Another world-renowned contemporary dance company that is using rock music as its inspiration in a tour this year is the Nederlands Dans Theater 1, which is touring Brazil and China – including Hong Kong in November. One of the works, Woke Up Blind, created by Marco Goecke, is performed to two love songs by American musician Jeff Buckley, who drowned accidentally in 1997 at the age of 31, and is still revered as a cult, tragic, talented figure.

The Nederlands Dans Theater 1 is touring Brazil and China – including Hong Kong in November.
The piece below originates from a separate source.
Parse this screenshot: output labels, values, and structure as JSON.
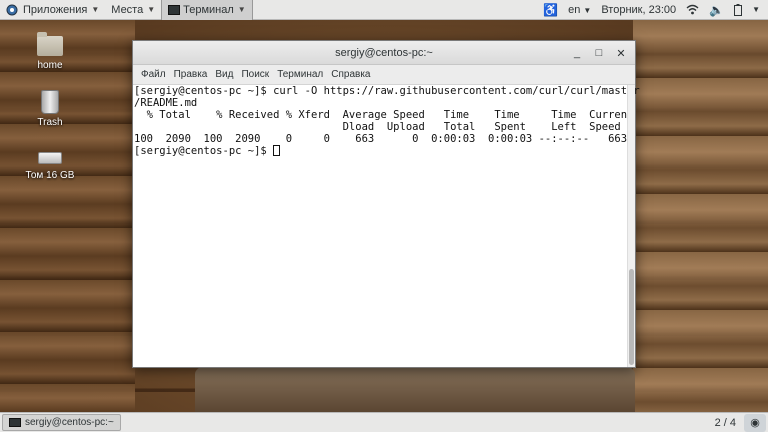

One of the works, Woke Up Blindok, created by Marco Goeckeok, is performed to two love songs by American musician Jeff Buckley.

One song is slow and meditative; the other is hectic and frenetic, and the combination leads to a work where the dancers, in their agitation and strength and physicality, explore the astonishment as well as hopelessness and hopefulness of young love.

Unlikely couplings between dance forms and rock music can come from the other side as well. In 2010, the rapper Kanye West produced a video called “Runaway”. It was filmed in the Czech Republic with ballet dancers in black tutus against a green warehouse background, looking like fragile blackbirds in an urban world. He stands on a white piano in black tie and white jacket, while diners raise their glasses at a long table.

The delicate, almost perplexed dance choreography belies the lyrics, which are full of mockery, and very little delicacy.

It has been watched more than 40 million times, and could therefore be one of the best-known ballets in the world, thanks in part to this extraordinary combination of ballet and contemporary music.